La República se organizó bajo el modelo estadunidense y se nutrió de los valores sociopolíticos de los franceses. ¡Quién le habría de decir que serían precisamente esos estados sus principales depredadores!
El gobierno se instaló en la mediocridad, situación que se produce cuando los medianos tendrían que ser excelsos, y de allí cayó a la aberración que condujo fatalmente a la perdición.
Incapaz de evitar la mutilación territorial infligida desde el norte y –aprendida la lección– después de la implantación del Estado laico y la exitosa defensa de la República que detuvo la acometida imperial francesa, la nación se dio un respiro republicano, pero hubo todavía de padecer uno de sus males congénitos: una clase política extraviada y pronta a sustituir los intereses nacionales por el lucro personal y el inefable placer de mandar. La encabezó un héroe que devino dictador.
Naturalmente, la dictadura provocó una revolución social. Se luchó primero por la democracia –por la efectividad del sufragio, aún tan lejana–, después por restablecer la Constitución y enseguida por renovarla. Instaurarla fue una tarea obstruida por la lucha entre los caudillos y contra la reacción y, nuevamente, la Iglesia. La revolución alcanzó su cúspide con la expropiación petrolera, y aunque siguió generando gobiernos, ya no fueron gobiernos revolucionarios. Fueron solamente gobiernos emanados de la revolución.
El último de ellos, cautivado por el alza en los precios del petróleo y las engañosas ofertas de crédito, cambió la estrategia revolucionaria que preservaba el petróleo para la nación y se sumó a la alegre vendimia de los incautos.
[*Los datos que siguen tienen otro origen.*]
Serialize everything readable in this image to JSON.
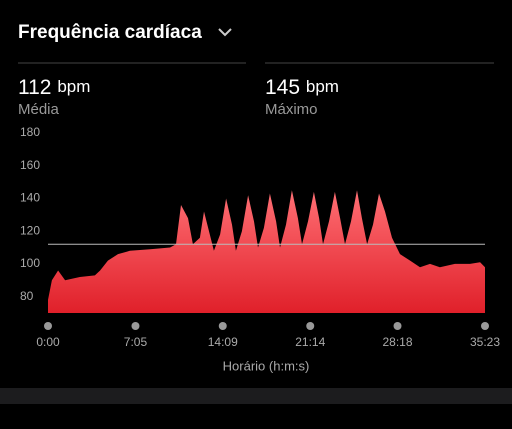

Se desoyeron las advertencias y se ignoraron los peligros. No tomó mucho tiempo a los compradores imponer sus precios a los vendedores ni a los acreedores practicar las malas artes de la usura. Como ratas ante el naufragio, pero con perfidia propia, los dineros nacionales se dieron a la fuga. La airada y tardía respuesta fue la largamente postergada decisión de nacionalizar la banca, ¡a sólo dos meses de entregar el poder a quien habría de revertirla!
Entre tanto, ya daba sus frutos la fórmula concebida en Estados Unidos para controlar a México que confiaba en educar él mismo a los “ambiciosos” jóvenes mexicanos para que, finalmente, se adueñaran de la Presidencia. “Sin necesidad de que Estados Unidos gaste un centavo o dispare un tiro, harán lo que queramos. Y lo harán mejor y más radicalmente que nosotros”. Verdadero anatema, la receta era cierta y efectiva, pero insuficiente. Faltaba desvincular a la burguesía de los intereses de la nación.